The patient continued on dapsone therapy for a year. Although validated scales to assess EB disease severity were not available in 2008, he showed excellent improvement as documented by clinical photography.
The second case involved a 44-year-old Lebanese man with junctional EB, which was being managed with silicone foam dressings. The patient also developed end-stage kidney disease, secondary to EB, and was on hemodialysis.
He was admitted to the EB service in 2019 due to widespread itchy blisters and skin erosions. His results on the EB Disease Activity and Scarring Index (EBDASI) was high, with scores of 51 for activity and 58 for damage. In addition, his Quality of Life in EB (QOLEB) score was 14, which reflects moderate disease impact.
Following the benefits seen in the first patient, the second patient was started on oral dapsone (25 mg), taken twice per week. This dose was lower than in the first case due to the patient’s renal impairment.
Each dose was taken the day after dialysis to maximize effect. After two months, the dose was increased to 25 mg three times per week.

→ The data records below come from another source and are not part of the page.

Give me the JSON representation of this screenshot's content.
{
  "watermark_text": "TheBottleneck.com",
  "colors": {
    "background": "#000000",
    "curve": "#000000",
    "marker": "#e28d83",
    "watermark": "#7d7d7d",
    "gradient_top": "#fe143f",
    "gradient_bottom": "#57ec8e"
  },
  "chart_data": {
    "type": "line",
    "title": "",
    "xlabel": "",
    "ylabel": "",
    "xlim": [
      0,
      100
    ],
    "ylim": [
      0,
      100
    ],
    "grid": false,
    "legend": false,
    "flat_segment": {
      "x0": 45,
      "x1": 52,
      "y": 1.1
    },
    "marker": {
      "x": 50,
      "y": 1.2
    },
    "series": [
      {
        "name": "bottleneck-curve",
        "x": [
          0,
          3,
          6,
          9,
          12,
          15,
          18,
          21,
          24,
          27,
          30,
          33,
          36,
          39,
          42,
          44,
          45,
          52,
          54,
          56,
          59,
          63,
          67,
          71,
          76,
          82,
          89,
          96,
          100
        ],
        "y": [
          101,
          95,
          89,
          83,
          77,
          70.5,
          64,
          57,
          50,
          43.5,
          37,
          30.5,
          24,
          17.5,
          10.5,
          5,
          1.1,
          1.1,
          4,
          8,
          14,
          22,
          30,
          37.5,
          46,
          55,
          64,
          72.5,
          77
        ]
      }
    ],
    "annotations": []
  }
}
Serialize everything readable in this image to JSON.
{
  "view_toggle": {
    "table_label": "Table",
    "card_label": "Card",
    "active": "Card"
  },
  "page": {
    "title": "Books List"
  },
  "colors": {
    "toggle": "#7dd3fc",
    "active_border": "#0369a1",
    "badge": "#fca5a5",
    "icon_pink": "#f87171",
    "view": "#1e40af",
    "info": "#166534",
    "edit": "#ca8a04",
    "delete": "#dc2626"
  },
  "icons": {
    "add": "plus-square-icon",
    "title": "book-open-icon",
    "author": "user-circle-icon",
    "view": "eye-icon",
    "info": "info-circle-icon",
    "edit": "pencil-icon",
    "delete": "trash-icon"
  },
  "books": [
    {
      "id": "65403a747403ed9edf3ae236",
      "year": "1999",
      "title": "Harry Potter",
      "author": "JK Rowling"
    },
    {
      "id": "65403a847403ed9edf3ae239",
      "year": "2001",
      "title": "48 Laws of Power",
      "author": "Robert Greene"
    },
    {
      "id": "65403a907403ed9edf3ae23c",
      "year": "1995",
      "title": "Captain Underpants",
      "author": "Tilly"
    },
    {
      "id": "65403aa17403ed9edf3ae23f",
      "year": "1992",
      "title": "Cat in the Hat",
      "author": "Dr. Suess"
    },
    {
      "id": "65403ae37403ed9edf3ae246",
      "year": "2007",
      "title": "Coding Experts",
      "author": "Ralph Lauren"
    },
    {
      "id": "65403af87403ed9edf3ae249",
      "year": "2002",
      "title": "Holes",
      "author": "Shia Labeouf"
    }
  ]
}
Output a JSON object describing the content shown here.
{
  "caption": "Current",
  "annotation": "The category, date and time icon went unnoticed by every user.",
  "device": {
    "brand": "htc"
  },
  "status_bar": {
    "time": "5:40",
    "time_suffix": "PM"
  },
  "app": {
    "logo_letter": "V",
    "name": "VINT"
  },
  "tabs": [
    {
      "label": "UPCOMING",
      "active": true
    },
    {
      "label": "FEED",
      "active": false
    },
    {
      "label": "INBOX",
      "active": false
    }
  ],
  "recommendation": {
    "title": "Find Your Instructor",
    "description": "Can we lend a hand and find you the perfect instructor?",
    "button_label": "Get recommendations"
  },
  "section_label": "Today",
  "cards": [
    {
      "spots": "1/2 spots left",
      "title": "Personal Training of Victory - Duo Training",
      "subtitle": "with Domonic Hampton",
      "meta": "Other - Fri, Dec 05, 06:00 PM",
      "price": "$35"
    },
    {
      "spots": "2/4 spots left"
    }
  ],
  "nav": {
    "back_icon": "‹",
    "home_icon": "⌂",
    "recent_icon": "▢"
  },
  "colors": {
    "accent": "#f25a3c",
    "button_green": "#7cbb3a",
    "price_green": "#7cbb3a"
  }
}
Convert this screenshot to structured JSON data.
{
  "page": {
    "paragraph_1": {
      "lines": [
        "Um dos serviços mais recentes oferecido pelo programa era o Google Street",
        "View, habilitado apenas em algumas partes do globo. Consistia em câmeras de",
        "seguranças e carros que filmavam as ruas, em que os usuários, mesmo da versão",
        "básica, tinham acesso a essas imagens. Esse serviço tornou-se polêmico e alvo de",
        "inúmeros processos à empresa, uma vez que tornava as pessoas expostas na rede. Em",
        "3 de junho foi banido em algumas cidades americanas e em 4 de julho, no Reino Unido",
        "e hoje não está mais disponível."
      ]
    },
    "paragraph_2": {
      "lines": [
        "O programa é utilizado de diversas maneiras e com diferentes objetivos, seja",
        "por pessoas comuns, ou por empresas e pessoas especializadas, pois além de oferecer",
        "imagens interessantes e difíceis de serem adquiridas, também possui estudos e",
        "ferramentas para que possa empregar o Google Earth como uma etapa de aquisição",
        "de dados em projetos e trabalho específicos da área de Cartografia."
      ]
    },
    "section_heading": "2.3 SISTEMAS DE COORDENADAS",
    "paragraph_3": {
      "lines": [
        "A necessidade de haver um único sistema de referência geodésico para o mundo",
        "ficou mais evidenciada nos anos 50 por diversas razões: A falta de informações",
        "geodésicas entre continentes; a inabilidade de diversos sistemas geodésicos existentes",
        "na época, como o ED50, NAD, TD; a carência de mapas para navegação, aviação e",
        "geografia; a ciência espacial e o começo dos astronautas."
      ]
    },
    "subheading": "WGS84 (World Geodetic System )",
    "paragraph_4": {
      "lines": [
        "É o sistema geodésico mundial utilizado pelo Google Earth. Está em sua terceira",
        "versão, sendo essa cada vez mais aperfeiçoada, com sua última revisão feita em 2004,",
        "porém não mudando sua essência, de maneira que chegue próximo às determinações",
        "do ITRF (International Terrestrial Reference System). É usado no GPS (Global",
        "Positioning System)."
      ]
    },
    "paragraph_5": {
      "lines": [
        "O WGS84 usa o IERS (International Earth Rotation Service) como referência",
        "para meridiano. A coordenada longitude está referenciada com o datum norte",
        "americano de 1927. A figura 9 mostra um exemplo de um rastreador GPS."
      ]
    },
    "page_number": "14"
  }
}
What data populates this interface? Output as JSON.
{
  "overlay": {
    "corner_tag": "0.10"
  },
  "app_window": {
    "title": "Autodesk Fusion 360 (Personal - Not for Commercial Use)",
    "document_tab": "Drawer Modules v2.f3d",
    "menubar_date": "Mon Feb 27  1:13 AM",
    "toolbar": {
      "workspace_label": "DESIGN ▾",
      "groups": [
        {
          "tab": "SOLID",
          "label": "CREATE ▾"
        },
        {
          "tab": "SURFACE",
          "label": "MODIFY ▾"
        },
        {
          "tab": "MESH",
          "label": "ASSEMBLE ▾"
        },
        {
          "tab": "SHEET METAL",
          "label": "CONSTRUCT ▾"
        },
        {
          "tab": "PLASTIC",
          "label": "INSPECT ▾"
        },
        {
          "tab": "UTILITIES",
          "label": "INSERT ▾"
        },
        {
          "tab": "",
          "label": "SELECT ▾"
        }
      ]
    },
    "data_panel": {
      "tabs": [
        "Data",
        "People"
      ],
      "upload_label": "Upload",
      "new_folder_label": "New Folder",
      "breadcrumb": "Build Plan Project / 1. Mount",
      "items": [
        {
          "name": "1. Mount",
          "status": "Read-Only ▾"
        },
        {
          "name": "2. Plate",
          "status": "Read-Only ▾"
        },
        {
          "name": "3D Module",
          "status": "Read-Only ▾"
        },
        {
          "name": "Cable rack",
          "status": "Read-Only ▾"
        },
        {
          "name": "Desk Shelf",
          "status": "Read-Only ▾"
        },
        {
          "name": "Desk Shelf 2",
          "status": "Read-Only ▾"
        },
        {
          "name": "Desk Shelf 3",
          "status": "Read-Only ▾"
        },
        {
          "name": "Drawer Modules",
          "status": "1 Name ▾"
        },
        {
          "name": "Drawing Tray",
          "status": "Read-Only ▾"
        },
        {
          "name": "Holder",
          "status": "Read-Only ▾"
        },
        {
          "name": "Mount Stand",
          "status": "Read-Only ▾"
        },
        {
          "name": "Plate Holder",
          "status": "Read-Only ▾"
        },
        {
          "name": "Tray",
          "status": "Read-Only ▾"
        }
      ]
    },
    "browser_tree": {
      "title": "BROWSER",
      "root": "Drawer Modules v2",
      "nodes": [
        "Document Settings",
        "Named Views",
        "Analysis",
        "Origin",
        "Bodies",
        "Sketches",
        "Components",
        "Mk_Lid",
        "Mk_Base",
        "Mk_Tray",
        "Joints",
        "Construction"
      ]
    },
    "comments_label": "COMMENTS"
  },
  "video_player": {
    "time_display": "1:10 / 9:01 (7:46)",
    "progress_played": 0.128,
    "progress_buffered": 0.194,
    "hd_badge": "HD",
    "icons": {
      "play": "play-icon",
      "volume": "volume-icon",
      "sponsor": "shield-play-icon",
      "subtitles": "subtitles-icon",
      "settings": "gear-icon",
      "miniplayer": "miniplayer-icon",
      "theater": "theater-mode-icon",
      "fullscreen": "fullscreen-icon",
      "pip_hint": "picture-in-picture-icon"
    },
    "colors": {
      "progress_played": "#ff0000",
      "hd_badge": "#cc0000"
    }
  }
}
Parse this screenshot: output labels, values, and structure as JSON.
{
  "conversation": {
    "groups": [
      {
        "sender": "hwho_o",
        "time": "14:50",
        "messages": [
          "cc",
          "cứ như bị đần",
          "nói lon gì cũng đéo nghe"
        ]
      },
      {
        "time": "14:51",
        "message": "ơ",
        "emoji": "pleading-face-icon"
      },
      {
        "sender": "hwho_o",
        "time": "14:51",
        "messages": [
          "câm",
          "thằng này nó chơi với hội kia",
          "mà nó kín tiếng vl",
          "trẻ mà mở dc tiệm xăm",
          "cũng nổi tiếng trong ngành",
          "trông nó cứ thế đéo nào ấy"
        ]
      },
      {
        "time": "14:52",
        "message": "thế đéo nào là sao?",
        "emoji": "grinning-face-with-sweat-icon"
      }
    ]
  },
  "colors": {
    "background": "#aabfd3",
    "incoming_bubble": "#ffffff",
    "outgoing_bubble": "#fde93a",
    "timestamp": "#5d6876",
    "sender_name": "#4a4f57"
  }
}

This course of treatment produced positive results, as the patient’s QOLEB score was lowered to 4 (very mild disease impact), and his EBDASI activity score decreased to 36 four months after starting on dapsone. After six months, his disease activity score decreased even further to 26 points, but the damage score, however, remained unchanged.
As of the study’s completion date, this patient had been on dapsone for 10 months, with no EB exacerbations or adverse events.
“In our two patients, use of oral dapsone led to rapid and sustained improvement. We believe this is a novel finding,” the investigators wrote.
“Dapsone may be a valuable and untapped adjunct therapy for patients with this devastating disease,” they added.